The weather was now behaving exactly as the forecast icon predicted with its two heavy raindrops battering me as the wind gusted haphazardly from all directions. My feet were quite wet but warm in my merino wool-lined socks. The rest of me was dry and I felt I probably deserved further punishment testing the waterproof layers so it was off to Brim Fell. As I plodded across Swirl Band ridge the wind suddenly parted the cloud affording a vista of Seathwaite Tarn to my west. This was originally a small tarn but was enlarged in 1904 and a dam constructed at that time. History has it that some of the workforce rioted and damaged local buildings resulting in them being shot at and one losing his life.
Seathwaite Tarn
Levers Water
Vision at Brim Fell cairn was almost as obscured as the other tops but the precipitation had eased back on the gas and life was becoming distinctly more pleassant. As I returned along the ridge, the foggy veil that had so far blemished my wanderings lifted and Levers Water and Coniston village beyond appeared. This tarn was dammed in the early 18th century to provide water for the local copper mines and for Coniston itself.
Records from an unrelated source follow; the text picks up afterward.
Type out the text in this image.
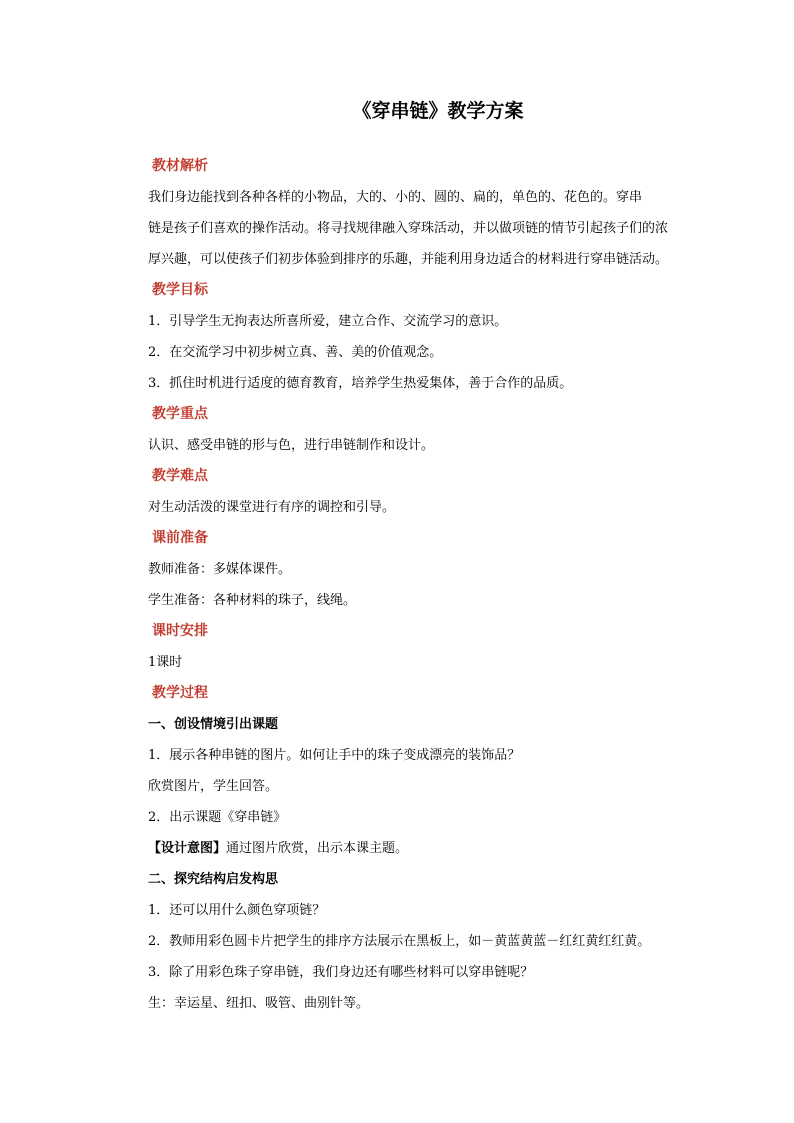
《穿串链》教学方案
教材解析
我们身边能找到各种各样的小物品，大的、小的、圆的、扁的，单色的、花色的。穿串
链是孩子们喜欢的操作活动。将寻找规律融入穿珠活动，并以做项链的情节引起孩子们的浓
厚兴趣，可以使孩子们初步体验到排序的乐趣，并能利用身边适合的材料进行穿串链活动。
教学目标
1．引导学生无拘表达所喜所爱，建立合作、交流学习的意识。
2．在交流学习中初步树立真、善、美的价值观念。
3．抓住时机进行适度的德育教育，培养学生热爱集体，善于合作的品质。
教学重点
认识、感受串链的形与色，进行串链制作和设计。
教学难点
对生动活泼的课堂进行有序的调控和引导。
课前准备
教师准备：多媒体课件。
学生准备：各种材料的珠子，线绳。
课时安排
1课时
教学过程
一、创设情境引出课题
1．展示各种串链的图片。如何让手中的珠子变成漂亮的装饰品？
欣赏图片，学生回答。
2．出示课题《穿串链》
【设计意图】通过图片欣赏，出示本课主题。
二、探究结构启发构思
1．还可以用什么颜色穿项链？
2．教师用彩色圆卡片把学生的排序方法展示在黑板上，如－黄蓝黄蓝－红红黄红红黄。
3．除了用彩色珠子穿串链，我们身边还有哪些材料可以穿串链呢？
生：幸运星、纽扣、吸管、曲别针等。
My only companions today had been sheep sporting a variety of colours and who for the most part ignored me although one or two were happy to pose for a photograph.
I judged that the volunteers would not stay long at their work and chose to head back to the car taking in another top, Great Carrs, on the way. Just before the top I came across a memorial which I might have missed if the cloud hadn’t lifted.
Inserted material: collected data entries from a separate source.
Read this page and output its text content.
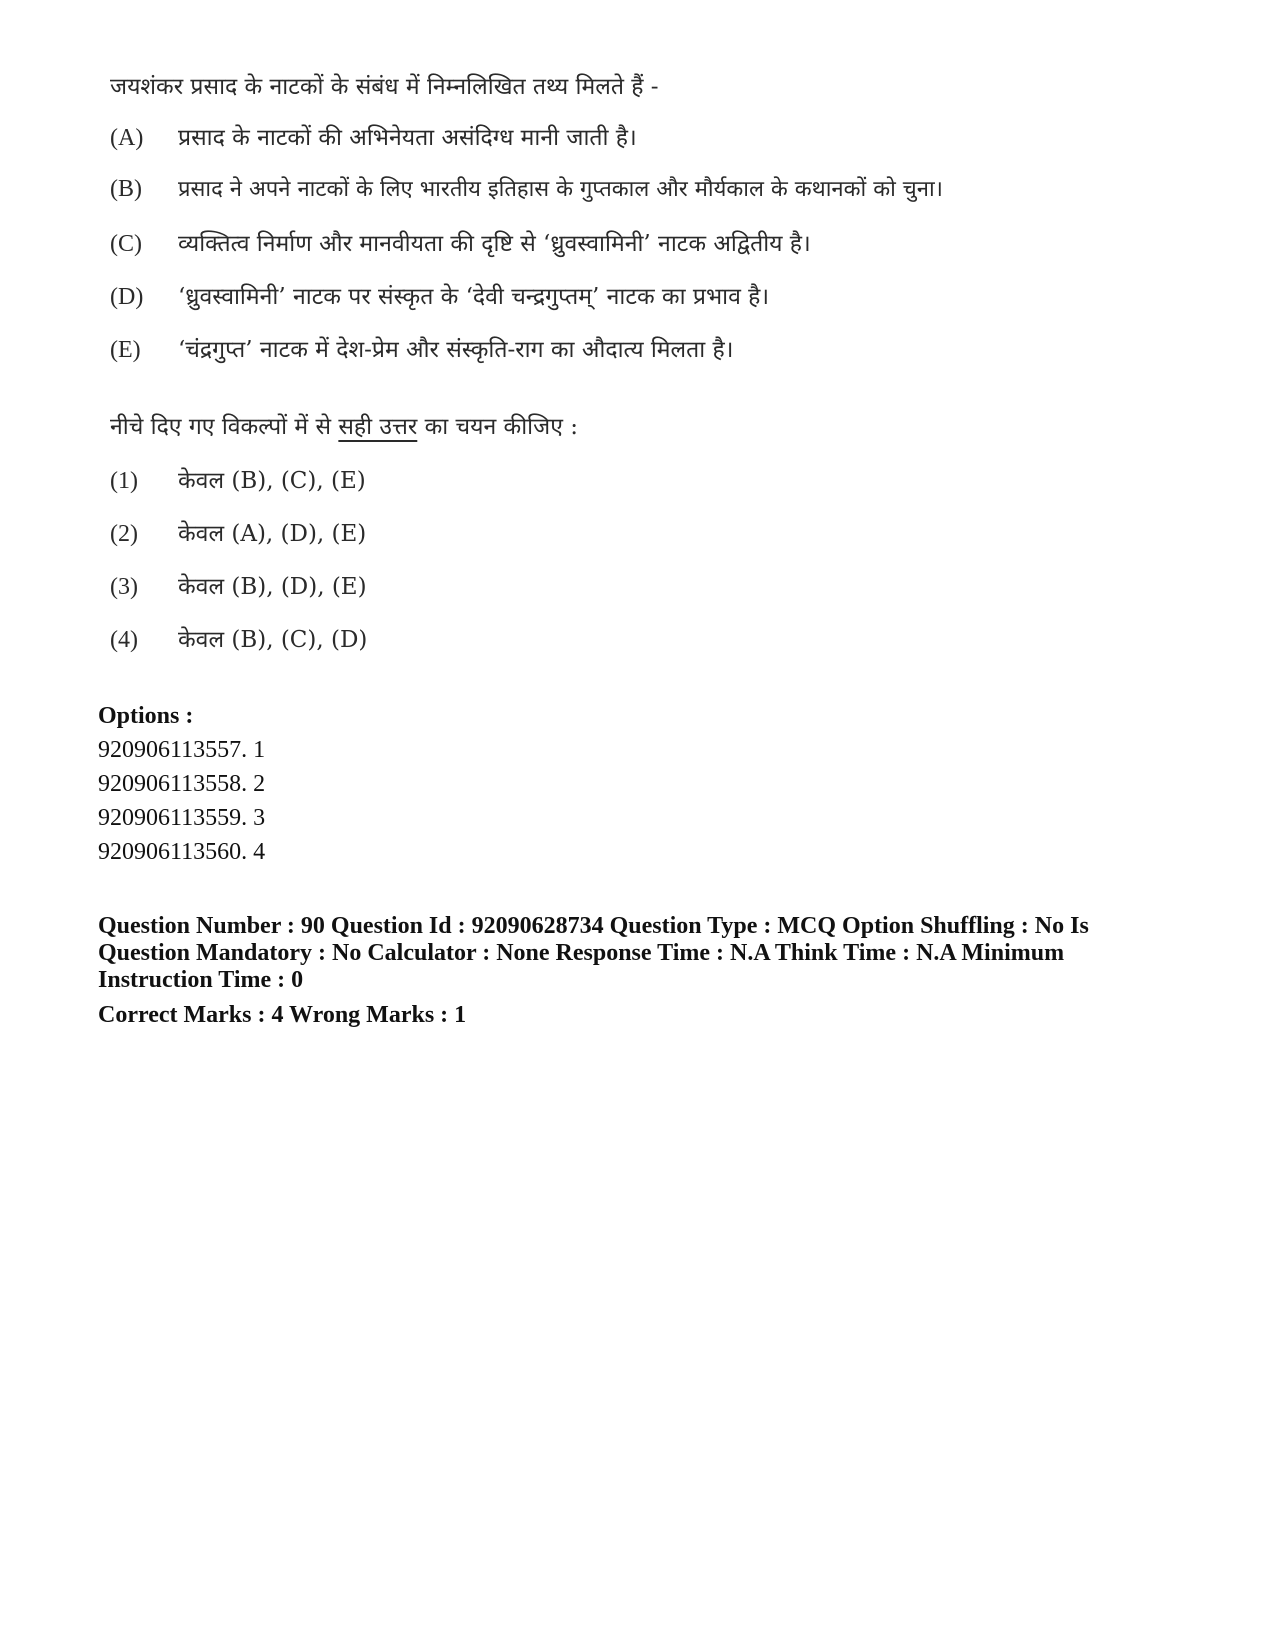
जयशंकर प्रसाद के नाटकों के संबंध में निम्नलिखित तथ्य मिलते हैं -
(A)	प्रसाद के नाटकों की अभिनेयता असंदिग्ध मानी जाती है।
(B)	प्रसाद ने अपने नाटकों के लिए भारतीय इतिहास के गुप्तकाल और मौर्यकाल के कथानकों को चुना।
(C)	व्यक्तित्व निर्माण और मानवीयता की दृष्टि से ‘ध्रुवस्वामिनी’ नाटक अद्वितीय है।
(D)	‘ध्रुवस्वामिनी’ नाटक पर संस्कृत के ‘देवी चन्द्रगुप्तम्’ नाटक का प्रभाव है।
(E)	‘चंद्रगुप्त’ नाटक में देश-प्रेम और संस्कृति-राग का औदात्य मिलता है।
नीचे दिए गए विकल्पों में से सही उत्तर का चयन कीजिए :
(1)	केवल (B), (C), (E)
(2)	केवल (A), (D), (E)
(3)	केवल (B), (D), (E)
(4)	केवल (B), (C), (D)
Options :
920906113557. 1
920906113558. 2
920906113559. 3
920906113560. 4
Question Number : 90 Question Id : 92090628734 Question Type : MCQ Option Shuffling : No Is
Question Mandatory : No Calculator : None Response Time : N.A Think Time : N.A Minimum
Instruction Time : 0
Correct Marks : 4 Wrong Marks : 1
Eight RAF airmen had lost their lives when a Halifax bomber had crashed on the fell here on the 22nd October 1944, coincidentally I just happened to be here on the 76th anniversary of that tragedy. I took some time in sombre thought. They had been on a night navigation exercise from Topcliffe in Yorkshire but had become hopelessly lost in the clag and crashed. The plane’s landing gear remains at the memorial cairn along with a plaque recording their names.
Great Carrs
Little Carrs
Continuing to muse over the loss of those young men’s lives, I wandered to the Great Carrs cairn where this time the valley stretched out before me below the clouds.
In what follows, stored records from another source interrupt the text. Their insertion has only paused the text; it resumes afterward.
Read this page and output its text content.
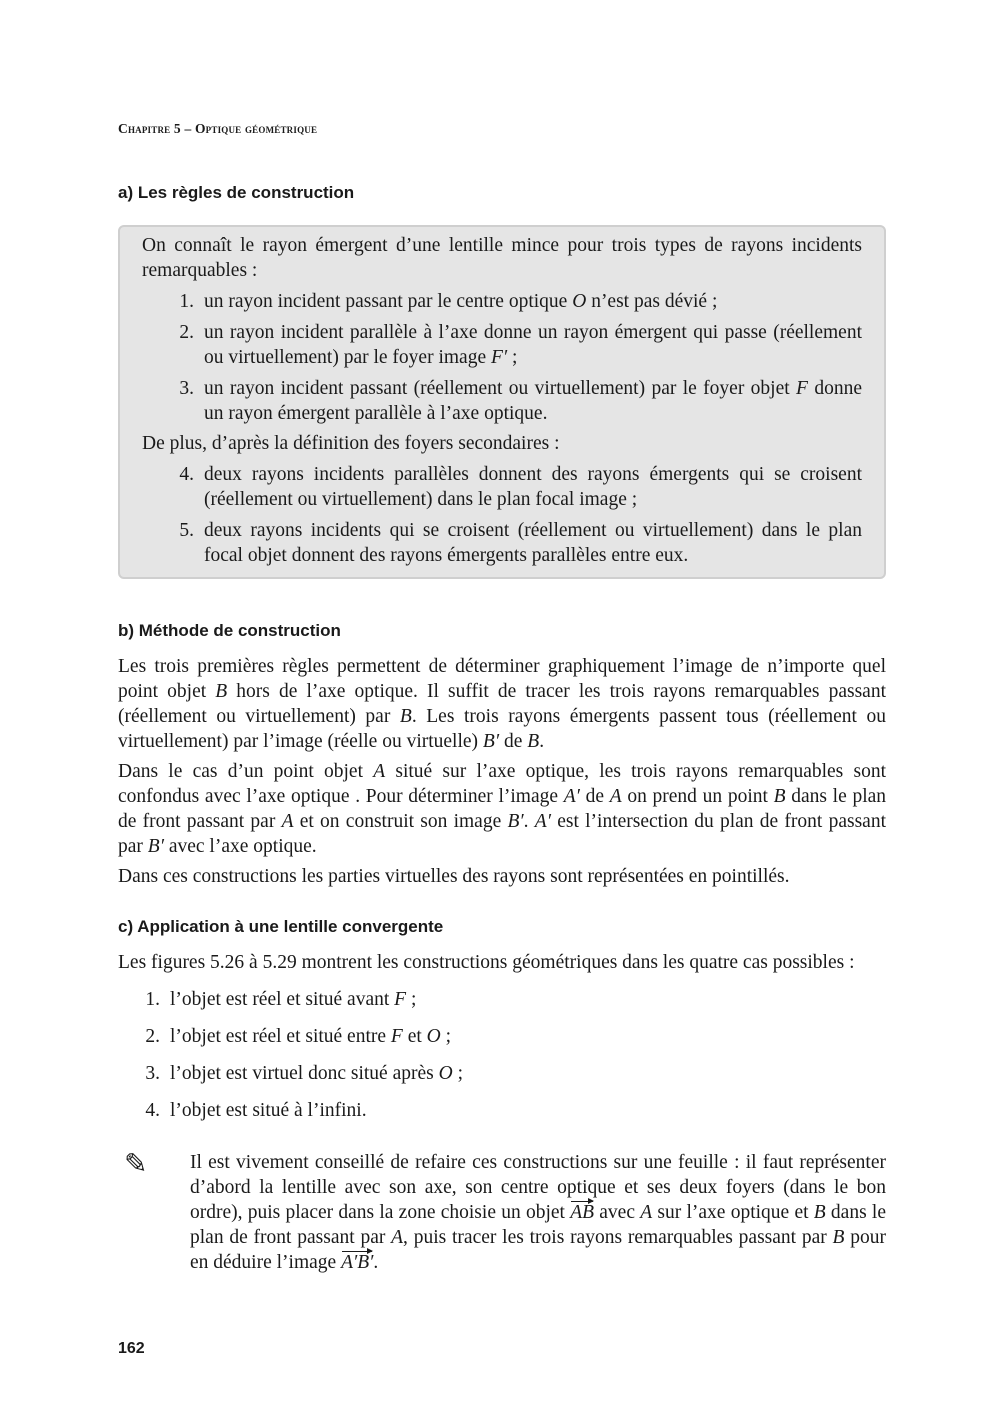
Chapitre 5 – Optique géométrique
a) Les règles de construction

On connaît le rayon émergent d’une lentille mince pour trois types de rayons incidents remarquables :

1. un rayon incident passant par le centre optique O n’est pas dévié ;
2. un rayon incident parallèle à l’axe donne un rayon émergent qui passe (réellement ou virtuellement) par le foyer image F′ ;
3. un rayon incident passant (réellement ou virtuellement) par le foyer objet F donne un rayon émergent parallèle à l’axe optique.

De plus, d’après la définition des foyers secondaires :

4. deux rayons incidents parallèles donnent des rayons émergents qui se croisent (réellement ou virtuellement) dans le plan focal image ;
5. deux rayons incidents qui se croisent (réellement ou virtuellement) dans le plan focal objet donnent des rayons émergents parallèles entre eux.
b) Méthode de construction

Les trois premières règles permettent de déterminer graphiquement l’image de n’importe quel point objet B hors de l’axe optique. Il suffit de tracer les trois rayons remarquables passant (réellement ou virtuellement) par B. Les trois rayons émergents passent tous (réellement ou virtuellement) par l’image (réelle ou virtuelle) B′ de B.

Dans le cas d’un point objet A situé sur l’axe optique, les trois rayons remarquables sont confondus avec l’axe optique . Pour déterminer l’image A′ de A on prend un point B dans le plan de front passant par A et on construit son image B′. A′ est l’intersection du plan de front passant par B′ avec l’axe optique.

Dans ces constructions les parties virtuelles des rayons sont représentées en pointillés.

c) Application à une lentille convergente

Les figures 5.26 à 5.29 montrent les constructions géométriques dans les quatre cas possibles :

1. l’objet est réel et situé avant F ;
2. l’objet est réel et situé entre F et O ;
3. l’objet est virtuel donc situé après O ;
4. l’objet est situé à l’infini.
✎	Il est vivement conseillé de refaire ces constructions sur une feuille : il faut représenter d’abord la lentille avec son axe, son centre optique et ses deux foyers (dans le bon ordre), puis placer dans la zone choisie un objet AB avec A sur l’axe optique et B dans le plan de front passant par A, puis tracer les trois rayons remarquables passant par B pour en déduire l’image A′B′.

162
The rain had now ceased completely and I made a quick visit to Little Carrs before descending back to Three Shire Stone. Doing so I could see the volunteers on the other side of the valley and we arrived back at the vehicles as if watches had been synchronised. Timing is rarely that accurate. A good morning’s walk, a little history learned and a sad anniversary observed, if only by me. And my waterproofs had lived up to their name.